(Updates with call protection in fifth paragraph)
Oct. 5 (Bloomberg) -- Kinetic Concepts Inc., a wound care company, changed the structure and proposed rates on a portion of a financing backing it’s buyout by Apax Partners Inc., according to two people with knowledge of the deal.
A $2.6 billion term loan B maturing in seven years was cut to $2.2 billion and a senior secured bridge piece was increased by the same amount to $1.65 billion, said the people, who declined to be identified because the deal is private.
The term debt will pay 5.75 percentage points more than the London interbank offered rate, the people said. Libor, a rate banks charge to lend to each other, will have a 1.25 percent floor.
Kinetic Concepts is proposing to sell the loan at 95.5 cents to 96 cents on the dollar, reducing proceeds for the company and boosting the yield to investors, the people said.
Lenders are being offered soft-call protection of 102 cents and 101 cents, said the person. That means the company would have to pay 2 cents more than face value to refinance the debt during the first year and 1 cent during the second year.

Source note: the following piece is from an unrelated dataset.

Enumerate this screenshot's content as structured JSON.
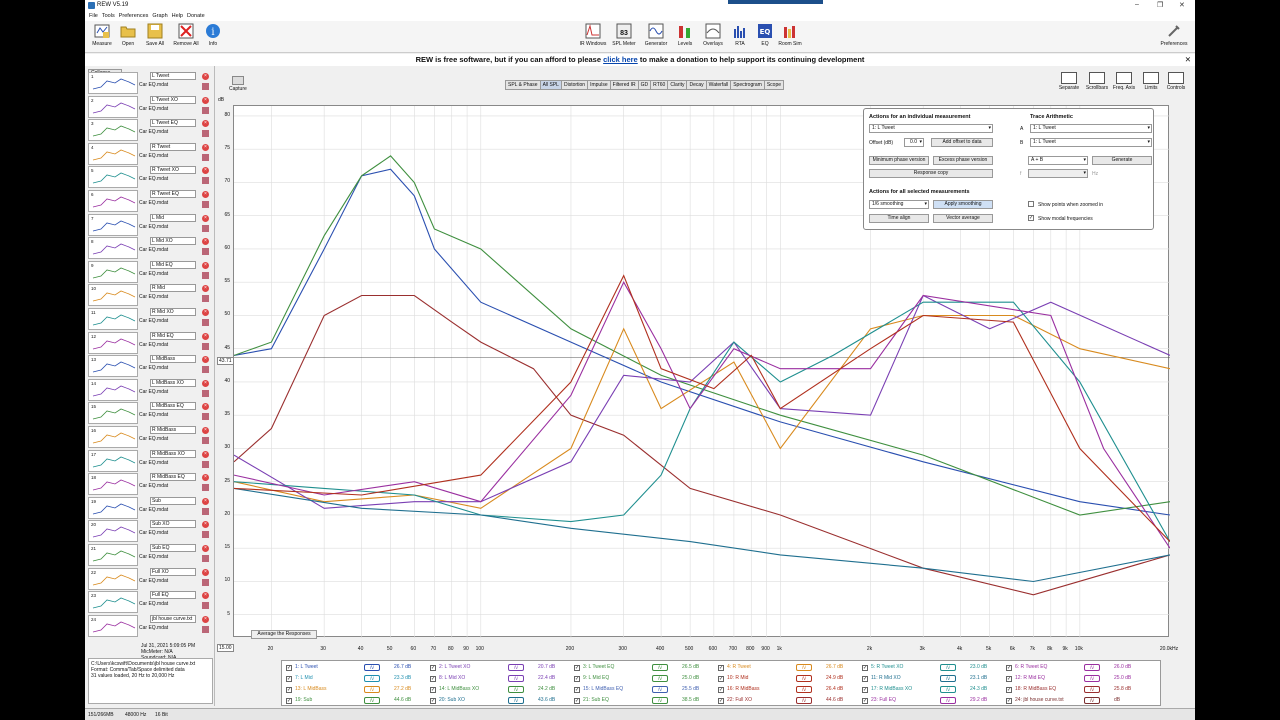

The San Antonio-based company is also seeking a $200 million revolving line of credit maturing in five years.
Bank of America Corp., Morgan Stanley, Credit Suisse Group AG and Royal Bank of Canada are arranging the deal and lenders must submit commitments by Oct. 19 in New York. The deal is expected to close and fund on Nov. 4, the people said.
The senior secured bridge piece will pay 7 percentage points more than Libor, one of the people said. The lending benchmark will have a 1.5 percent minimum. A $900 million unsecured slice will pay 8.5 percentage points more than Libor and have a 1.5 percent floor, said the person.
Morgan Stanley, Bank of America, Credit Suisse Group and Royal Bank of Canada arranged the bridge financing and lenders must submit commitments by Oct. 7 in New York.
Kinetic Concepts expects to begin marketing high-yield bonds next week to replace the bridge debt, the person said.
Mike Barger, a spokesman for Kinetic Concepts, didn’t respond to an e-mail seeking comment.
Kinetic agreed to be taken private by Apax, the Canada Pension Plan Investment Board and the Public Sector Pension Investment Board for $68.50 per share.
In a revolving credit facility, the money can be borrowed again once it’s repaid; in a term loan, it can’t. A term loan B is mainly bought by non-bank lenders such as collateralized loan obligations, bank-loan mutual funds and hedge funds.